Tuve la suerte de, por laburo, ir a un montón de recitales este año. La gente va muchísimo y gasta muchísima plata. Sueldos mínimos quemados enteros en un Paquete de experiencia especial que viene con un poster pedorro y una pulsera pedorra. Campo delantero, Ultra VIP, Platea Preferencial, Palco. No existen casi las previas: para el recital se acampa para hacer valla y se entra a las 16 horas ni bien abren las puertas. Nadie sabe bien cómo sacar las entradas: hay que bajarse una app, te mandan un código que tenés que cargar en una página que te dará un código con el que entrar a la app y cargar tus entradas con tu mail despues de que te llegue la verificación y de que hayas confirmado el código de tu tarjeta de crédito. Con toda esa burocracia de semana de onboarding en una corpo multinacional, los recitales importantes terminan siendo una juntada de gente con LinkedIn. Este fin de semana fue Oasis, y, si bien estuvo bárbaro, no puedo decir que haya sido la excepción.

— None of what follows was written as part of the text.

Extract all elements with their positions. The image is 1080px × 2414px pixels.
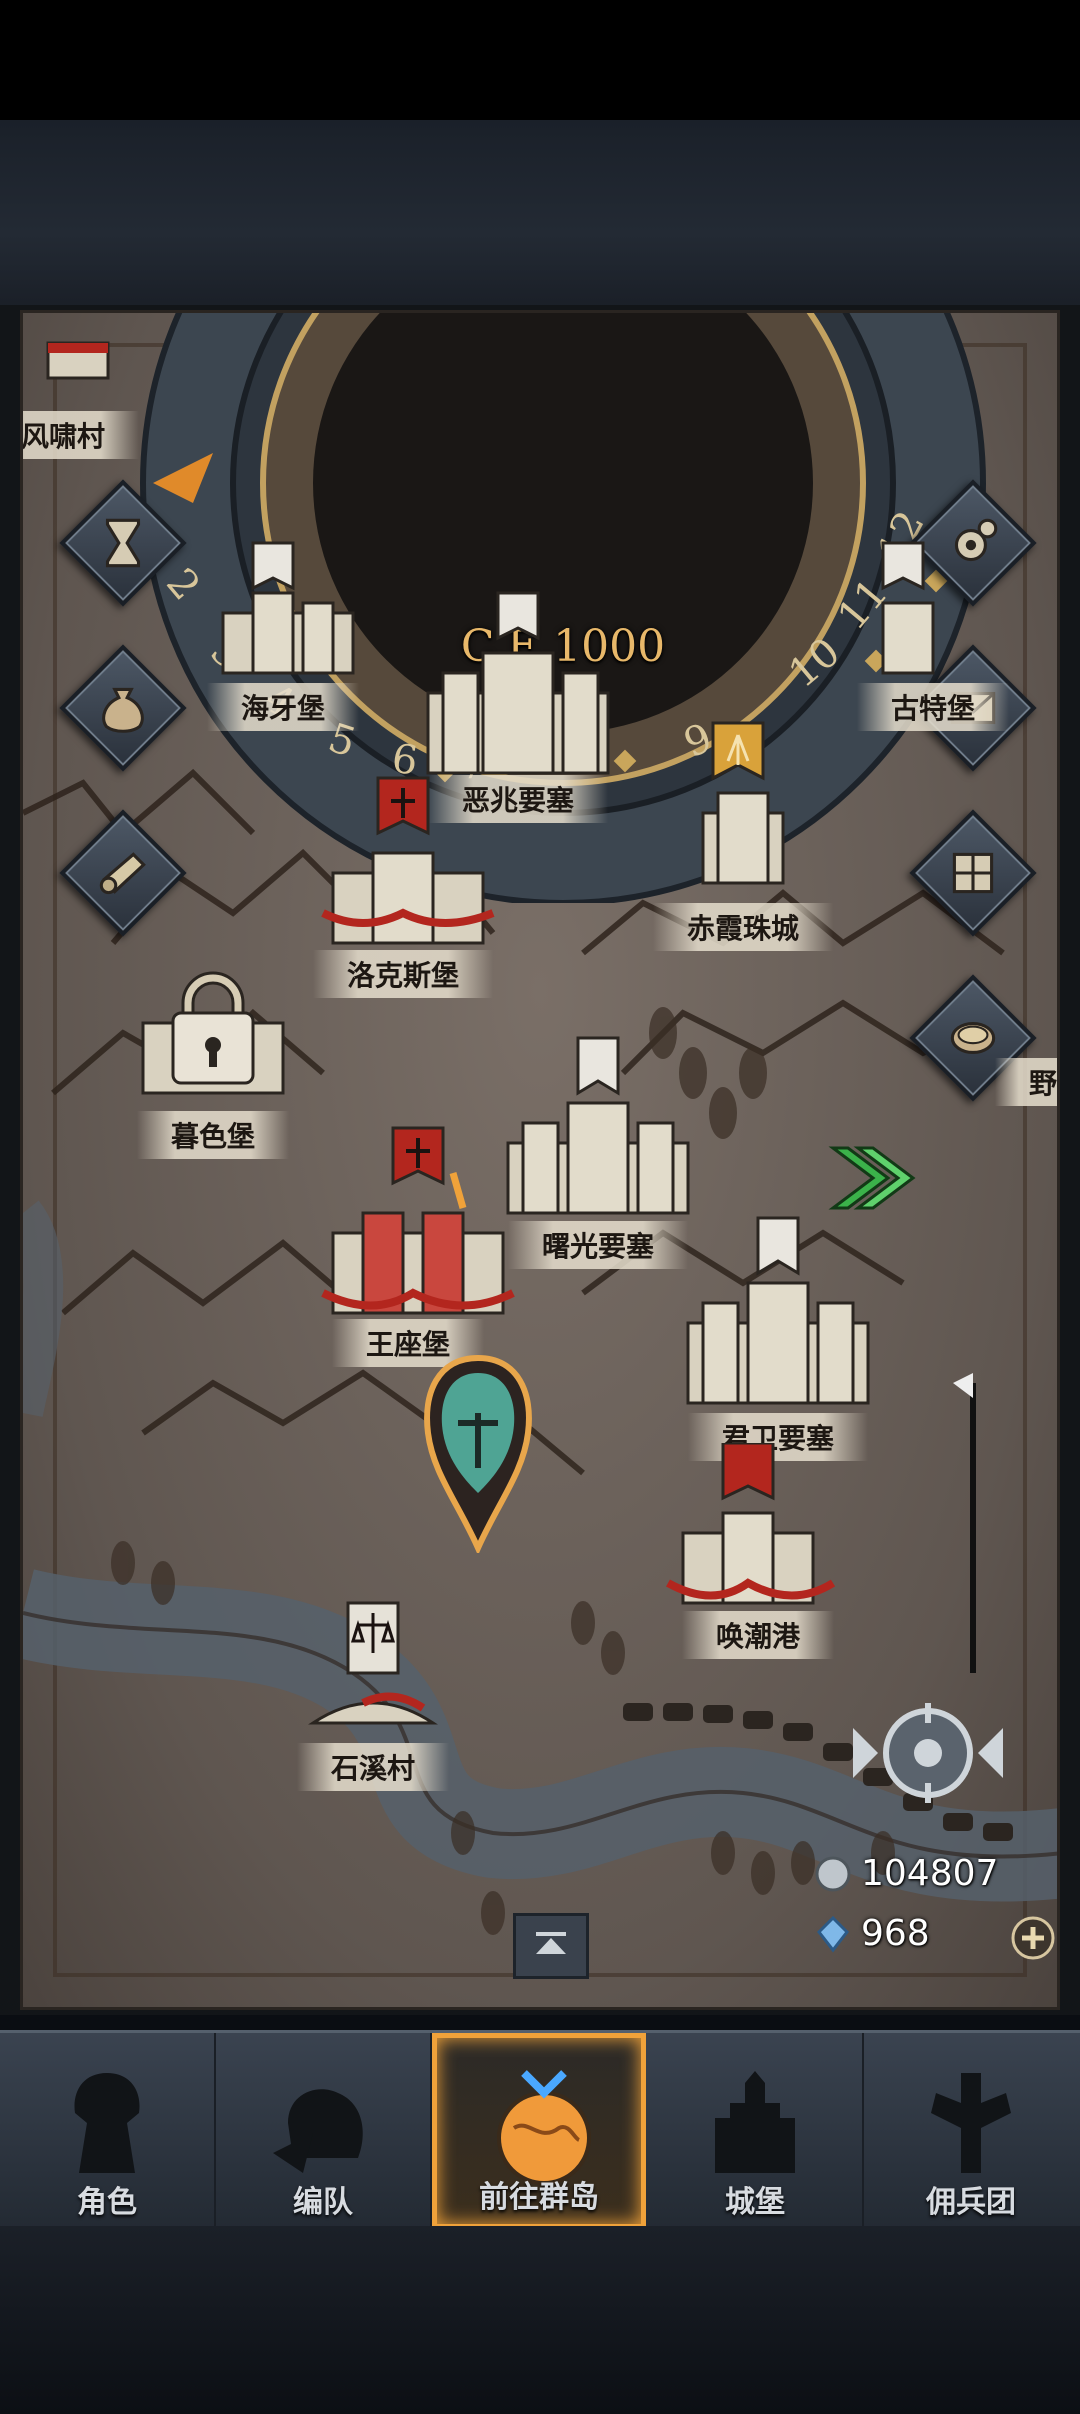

Los Gallagher, para nuestra generación, fueron unas de las caras más reconocibles del canto de cisne que fue la cultura del rock de los noventa. Se separaron porque no se aguantaban más, pero seguían en un periodo medianamente fértil para su producción creativa. Parecían, todavía, vivos. Hoy mantienen un resquicio de vitalidad porque son desprolijos, suenan medio mal y tocan las mismas 23 canciones en todos sus recitales porque probablemente no hayan ensayado otras ni tengan ganas de hacerlo. Su vuelta al país, ya lo sabemos, generó una cosa grandísima y muy rara. La ropa Adidas y el bloke-core y las minitas con sus botas texanas y los pilusos y los anteojos redondos eran todos llevados por gente que no tiene ningún recuerdo de Oasis en los noventa. La gente más grande, sorprendida, se ofendió porque en su época era de trolo, porque eran una bandita del montón y ahora actúan como si fuese legendaria. Para nosotros, los que llegamos a la edad de la curiosidad cultural justo antes de que se muera el Ares, tener ídolos que hagan cosas buenas sin parecer un viejo con pañal o un pendejo con cara de tarado significa un montón. Ni hablar de que estén vivos, no muertos ni suicidados, y ni hablar de que encima toquen y en el país. La euforia total y absoluta por la banda británica tiene razones más o menos claras.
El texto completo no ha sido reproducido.